I got home this evening to find a message on my answerphone from the local paper, asking if I could help them with a story.  She said that Goldsmiths had done a study and found out that our town was one of the 10 least musical places.  She said that she was sure it couldn't be true and she wanted to talk to people to get a different angle on it. While I was debating whether to ring them back (my last experience with the paper wasn't an entirely pleasant one and I've been a much happier person since I stopped buying or caring about what was in it), I noticed that they had tweeted their story.
Town Has No Musical Talent

I was surprised that they hadn't gone to more effort to talk to me (or any other musical person in the town), after all, they have my mobile number and my e-mail address and our town has a top choral director in one of the churches, a doctor of music who is an expert organist, a top class Saxophone quartet, a thriving folk scene and rock scene in the pubs and has produced musicians and performers by the bucket-load.  Whether you are a fan of X-factor  or not, it is undeniable that Sam Callahan is famous for music and comes from this town, although they did send him a tweet.

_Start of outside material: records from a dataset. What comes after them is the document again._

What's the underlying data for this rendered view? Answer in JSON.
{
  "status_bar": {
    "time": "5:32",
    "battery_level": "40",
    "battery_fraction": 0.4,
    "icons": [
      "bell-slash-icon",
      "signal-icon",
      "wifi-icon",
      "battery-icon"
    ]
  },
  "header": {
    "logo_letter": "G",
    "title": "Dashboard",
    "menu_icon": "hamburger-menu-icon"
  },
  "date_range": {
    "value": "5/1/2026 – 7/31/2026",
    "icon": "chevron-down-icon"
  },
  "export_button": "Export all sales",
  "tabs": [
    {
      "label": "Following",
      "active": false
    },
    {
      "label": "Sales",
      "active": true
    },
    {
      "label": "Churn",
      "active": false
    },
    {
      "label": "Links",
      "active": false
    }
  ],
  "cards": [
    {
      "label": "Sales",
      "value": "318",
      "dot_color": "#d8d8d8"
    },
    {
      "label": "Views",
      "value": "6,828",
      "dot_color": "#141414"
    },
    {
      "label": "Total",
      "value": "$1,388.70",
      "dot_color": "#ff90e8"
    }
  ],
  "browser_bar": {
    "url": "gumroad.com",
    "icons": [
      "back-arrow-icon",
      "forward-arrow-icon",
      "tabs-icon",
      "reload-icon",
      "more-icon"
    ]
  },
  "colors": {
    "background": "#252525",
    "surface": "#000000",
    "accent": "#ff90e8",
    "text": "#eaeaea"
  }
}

I have now read the full research paper and it is fascinating reading if you are a musically inclined Psychology nerd, who is prepared to wade through lots of statistics.  (Oh, how I've missed a good Pearson Correlation) What I am unable to find is any of the statistics broken down town by town, so it seems as though our local paper may have got their story from the Mirror On Direction Star Harry Styles' home town is least musical in UK .

The study Musicality Study was a psychology tool to measure musical sophistication of non-musical members of the general public.  It was a self-reporting tool that was delivered by the BBC Lab UK website.  They had put together a series of tests to determine how musically sophisticated someone was.  They conducted 5 different studies on the data. The first three studies  were to validate the effectiveness of their tests.  I used to work for a Psychology Company that delivered Psychometric testing and they will be thrilled to be able to add Musical Sophistication to their battery of tests.

The forth study looked at the correlation between how musical someone said they were in comparison to the tests score. They found that the correlation was very moderate, although for people who had received musical training the correlation was much better.

The fifth and final study looked at the socio-demographic results. 147,633 people took the online test and for this part of the study they used the results from the 90.474 participants from the UK.  When comparing location of participants they only used the 70,097 (this is 0.11% of the UK population) who had provided a valid postcode.  They analysed the data for age, level of education, occupation and used postcodes to aggregate the scores of each of the 379 British local authorities.  There were some interesting results from these analyses.  Musical training improved all scores (no surprise), women performed significantly worse on beat perception tests and the melody memory tasks were tackled better by older people.  People in creative occupations and teaching (an extremely creative occupation in my experience) did better in all tasks, as did people with higher levels of education. They compared the data from the local authority aggregate scores with the National income survey and found the people from wealthier areas performed better on the tests.

thumbnail

This study raises some interesting questions for me.  I want to know how many people were in our local authority sample.  I am also interested in the idea that you can measure musical sophistication, as if it is an innate ability.  I think that anyone can learn to be musical and if our area is lacking ability then we need more funding in our area for musical education, so that it can reach all children, as it does in London.  I am curious about who took the test.  I knew nothing about it and I love an online test; in the last week I have discovered what kind of animal I am, who I should go drinking with, which president I am, which Jane Austen character I am and which brand of toilet cleaner I am. Maybe the people of our town were too busy making music in the many orchestras, bands and choirs to take the test.